Я уверенно читала заклятье, и чувствовала, как струится сила из кончиков пальцев, дальше, дальше, к маячкам свечей. Словно паук, я плела охранную сеть из чар, дабы любой, кто ее потревожит — увяз и уже не выбрался. Никогда…
И я мастерски ткала эту сеть, вывязывала узелки, плотно укрывая ей всю квартиру. Мир менялся около меня с каждым произнесенным словом, я чувствовала это, и со спокойной горделивостью принимала подчинение моей воле.
Вплетя в сеть надежную печать, я собрала в рюкзак свои вещи и не оглядываясь вышла из квартиры. Тщательно ее заперла, ключи сунула в карман — потом Женькиной матери отдам. Огляделась — привидения нигде не было.
Пока я ехала домой — следила за тем, дабы ни одной мысли не поселилось в моей голове. В пробках преувеличенно тщательно смахивала кончиком косы невидимые пылинки с колена. По пути заехала в бутик, с толком и расстановкой вусмерть загоняла продавщиц, требуя от них нечто особенное. Так ничего и не купив, поехала дальше.

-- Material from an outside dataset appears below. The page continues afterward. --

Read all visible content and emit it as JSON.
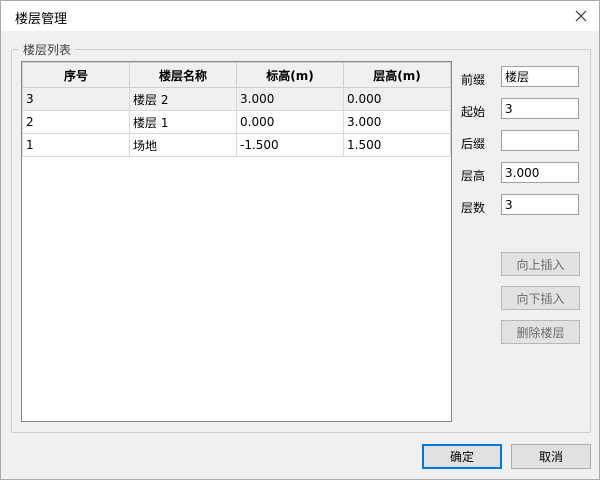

По дороге я позвонила в больницу, представилась Женькиной невестой. Медсестра на посту с некими паническими нотками в голосе велела срочно приехать — больному стало значительно хуже в последние полчаса. Я сама поразилась спокойствию, с которым я выслушала это сообщение о том, что Женькино тело умирает.
Все получилось. Он был прав, это сработало. Я отвязалась от него, и на мое тело больше некому посягать.
Отличная новость.
И уже в собственном дворе, припарковавшись у забора, я неожиданно уронила голову на руль и разревелась.
В голове стучала одна мысль — я только что убила человека. Пока я примеряла шмотки — он корчился в огне. Его кожа лопалась от нестерпимого жара, и некому было помочь ему.
Я плакала навзрыд, остро осознавая, что этот мальчик меня спас. Он мог бы выждать время и снова стать полноценным человеком, пусть в моем теле, но лучше так! А он пытался уйти от меня, пытался держать дистанцию, и лишь когда я приперла его к стене — сделал выбор.